Una de las primeras cosas que una aprende cuando se interesa por la ciencia es que los asuntos aparentemente más triviales, aquellos que parece que no tienen ninguna transcendencia, esconden una realidad compleja difícil de explicar. Pensemos, por ejemplo, en el sencillo acto de coger un huevo de la nevera (si todavía los guardáis ahí) y dejarlo sobre la encimera. Parece sencillo, pero, sin embargo, se trata de una habilidad de alta destreza. De alguna manera, nuestro cerebro sabe la fuerza exacta que tiene que hacer para conseguir dejar el huevo sano y salvo: ni tanta como para romperlo, ni tan poca como para dejarlo caer. En ese cálculo, nuestro cerebro utiliza información, al menos, sobre la fuerza que tienen nuestras manos y sobre la resistencia de la cáscara de huevo. Buena prueba de ello la tenemos en algunas películas de Spiderman, donde el muchacho, nada más recibir sus poderes arácnidos, va por ahí rompiendo puertas y objetos. Su cerebro, pobre, no ha tenido tiempo de recalcular la fuerza que tiene que hacer con la nueva situación.

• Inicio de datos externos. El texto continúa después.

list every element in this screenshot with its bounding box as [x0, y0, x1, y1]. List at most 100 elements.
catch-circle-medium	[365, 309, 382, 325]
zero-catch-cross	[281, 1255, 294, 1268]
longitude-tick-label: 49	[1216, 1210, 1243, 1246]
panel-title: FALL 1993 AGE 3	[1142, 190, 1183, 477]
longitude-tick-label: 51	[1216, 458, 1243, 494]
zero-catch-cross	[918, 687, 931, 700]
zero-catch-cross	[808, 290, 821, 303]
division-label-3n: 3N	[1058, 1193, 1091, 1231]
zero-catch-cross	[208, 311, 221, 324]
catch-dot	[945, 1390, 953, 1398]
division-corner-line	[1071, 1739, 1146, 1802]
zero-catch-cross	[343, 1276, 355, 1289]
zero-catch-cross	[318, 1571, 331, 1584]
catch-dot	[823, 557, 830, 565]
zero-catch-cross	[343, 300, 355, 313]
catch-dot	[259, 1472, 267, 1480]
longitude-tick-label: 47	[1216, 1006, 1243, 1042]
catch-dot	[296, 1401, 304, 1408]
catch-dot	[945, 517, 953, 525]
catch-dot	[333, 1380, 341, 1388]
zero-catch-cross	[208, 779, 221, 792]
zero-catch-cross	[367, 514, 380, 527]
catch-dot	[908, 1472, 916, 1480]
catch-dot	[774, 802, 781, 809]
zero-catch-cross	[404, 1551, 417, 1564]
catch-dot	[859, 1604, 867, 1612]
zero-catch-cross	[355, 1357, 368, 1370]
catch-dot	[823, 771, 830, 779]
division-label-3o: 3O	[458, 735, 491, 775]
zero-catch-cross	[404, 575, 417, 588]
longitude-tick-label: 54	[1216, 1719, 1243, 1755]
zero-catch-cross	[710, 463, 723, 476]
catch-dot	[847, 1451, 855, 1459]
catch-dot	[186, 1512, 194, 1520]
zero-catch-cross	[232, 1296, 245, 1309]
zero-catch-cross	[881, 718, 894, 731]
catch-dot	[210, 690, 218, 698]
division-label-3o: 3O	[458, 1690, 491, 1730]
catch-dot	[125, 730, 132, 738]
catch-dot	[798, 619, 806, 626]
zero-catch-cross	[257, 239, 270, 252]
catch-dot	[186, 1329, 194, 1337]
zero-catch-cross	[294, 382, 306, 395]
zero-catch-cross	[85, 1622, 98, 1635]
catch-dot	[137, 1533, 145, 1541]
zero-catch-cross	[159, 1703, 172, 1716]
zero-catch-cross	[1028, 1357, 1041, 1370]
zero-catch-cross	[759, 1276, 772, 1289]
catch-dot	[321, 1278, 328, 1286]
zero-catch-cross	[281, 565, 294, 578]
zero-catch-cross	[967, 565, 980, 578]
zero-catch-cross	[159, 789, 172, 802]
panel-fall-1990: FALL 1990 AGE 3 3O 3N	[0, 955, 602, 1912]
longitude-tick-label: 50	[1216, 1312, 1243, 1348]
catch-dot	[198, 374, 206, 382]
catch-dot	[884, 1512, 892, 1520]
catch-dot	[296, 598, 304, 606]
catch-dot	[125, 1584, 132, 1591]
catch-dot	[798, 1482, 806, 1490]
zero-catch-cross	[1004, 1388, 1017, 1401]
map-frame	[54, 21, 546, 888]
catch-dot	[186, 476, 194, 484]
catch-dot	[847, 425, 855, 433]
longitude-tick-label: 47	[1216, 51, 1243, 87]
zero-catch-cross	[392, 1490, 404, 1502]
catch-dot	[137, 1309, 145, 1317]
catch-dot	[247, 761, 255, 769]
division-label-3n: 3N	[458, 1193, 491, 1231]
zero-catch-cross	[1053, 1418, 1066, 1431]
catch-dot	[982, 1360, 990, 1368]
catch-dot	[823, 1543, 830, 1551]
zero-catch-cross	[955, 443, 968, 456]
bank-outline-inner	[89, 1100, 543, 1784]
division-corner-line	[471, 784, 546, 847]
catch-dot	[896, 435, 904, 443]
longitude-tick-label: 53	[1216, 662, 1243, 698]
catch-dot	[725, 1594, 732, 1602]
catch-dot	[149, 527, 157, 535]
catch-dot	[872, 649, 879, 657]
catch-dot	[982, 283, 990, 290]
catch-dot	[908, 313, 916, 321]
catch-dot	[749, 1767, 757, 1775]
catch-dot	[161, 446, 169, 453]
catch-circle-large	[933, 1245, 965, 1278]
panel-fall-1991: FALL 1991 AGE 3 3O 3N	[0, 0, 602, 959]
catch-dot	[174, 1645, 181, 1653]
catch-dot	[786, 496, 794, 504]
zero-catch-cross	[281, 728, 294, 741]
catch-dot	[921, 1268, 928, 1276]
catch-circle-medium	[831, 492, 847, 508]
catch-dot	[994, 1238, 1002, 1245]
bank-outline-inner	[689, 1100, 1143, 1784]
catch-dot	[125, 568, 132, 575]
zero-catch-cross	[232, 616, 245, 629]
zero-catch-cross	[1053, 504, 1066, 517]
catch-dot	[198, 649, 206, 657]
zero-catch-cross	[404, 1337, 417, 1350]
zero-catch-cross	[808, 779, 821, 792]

Lamentablemente, no os puedo explicar el modo en el que nuestro cerebro aprende a manejar objetos delicados. Pero sí puedo hablaros de otro asunto aparentemente trivial y que, sin embargo, mirado de cerca, esconde una complejidad inesperada. Me refiero a la conversación coloquial. De nuevo, que sea un acto tan cotidiano hace que nos parezca sencillo de llevar a cabo, pero si me acompañáis y lo observamos de cerca, pronto comprobaréis que implica una extraordinaria habilidad por parte de nuestro cerebro. Y es que en menos de 200 ms. (que es lo máximo que tardamos de media en responder), somos capaces de entender lo que nos dicen, saber para qué nos lo dicen y elaborar una respuesta satisfactoria. Esto es, si escucho un enunciado como ¿Puedes abrir la ventana?, entiendo la pregunta, interpreto que me está pidiendo que realice una conducta y actúo en consecuencia. ¿Cómo lo hago?
En el siglo XX, autores como John Searle consideraban que nuestro cerebro atendía de forma serial a todas estas preguntas: en primer lugar, descodificaba el enunciado (en nuestro ejemplo, entiendo la pregunta); en segundo lugar, interpretaba la intención con que estaba hecha (esto es, no me pregunta por mi capacidad psicomotriz, sino que me pide que haga algo) y, por último, actuaba. Sin embargo, la investigación psicolingüística de los últimos veinte años no permite sostener esta propuesta. No solo es que respondamos con demasiada rapidez para el modelo serial tradicional (200 ms. no son suficientes para hacer el proceso paso a paso), sino que diversos experimentos han revelado que interpretamos lo que nos quieren decir de forma extraordinariamente temprana, en los primeros milisegundos de la interacción. Esto es, nuestro cerebro no espera a escuchar todo el enunciado para dar una interpretación, sino que, desde la segunda palabra de nuestro interlocutor, ya estamos prediciendo qué va a decir y con qué intención. Nuestro cerebro no es reactivo, sino que se anticipa a los acontecimientos. Esto explicaría esa manía tan inoportuna que algunos tenemos de terminar las frases de los demás cuando estos se demoran en acabarlas.
Esta predicción está basada en múltiples informaciones que llegan en paralelo: la situación comunicativa, nuestro conocimiento del otro (cuanto más familiar, más fácil es conversar), las microexpresiones de su cara, su lenguaje corporal o la entonación, entre otros elementos. Cognición y emoción a nuestro servicio. No obstante, toda esa cantidad de información que llega al mismo tiempo no es suficiente para explicar de forma satisfactoria el éxito de nuestras predicciones. Si las conversaciones son exitosas es gracias también al alto componente ritual que conllevan. En nuestro proceso de socialización aprendemos determinados usos sociales altamente frecuentes en nuestras conversaciones. De ahí que sea tan difícil, al principio, hacerlo en una segunda lengua.
Conversar, al igual que ocurre con otros actos cotidianos, es posible gracias a que contamos con un cerebro que no se limita a reaccionar al ambiente, sino que predice lo que va a pasar. La mayor parte de las veces, además, acierta. Y cuando falla (y se le cae el huevo, o lo rompe, o malinterpreta al amigo), farfulla un perdón o una maldición, sonríe discretamente y, sobre todo, aprende a recalcular para la próxima vez. El cerebro es maravilloso.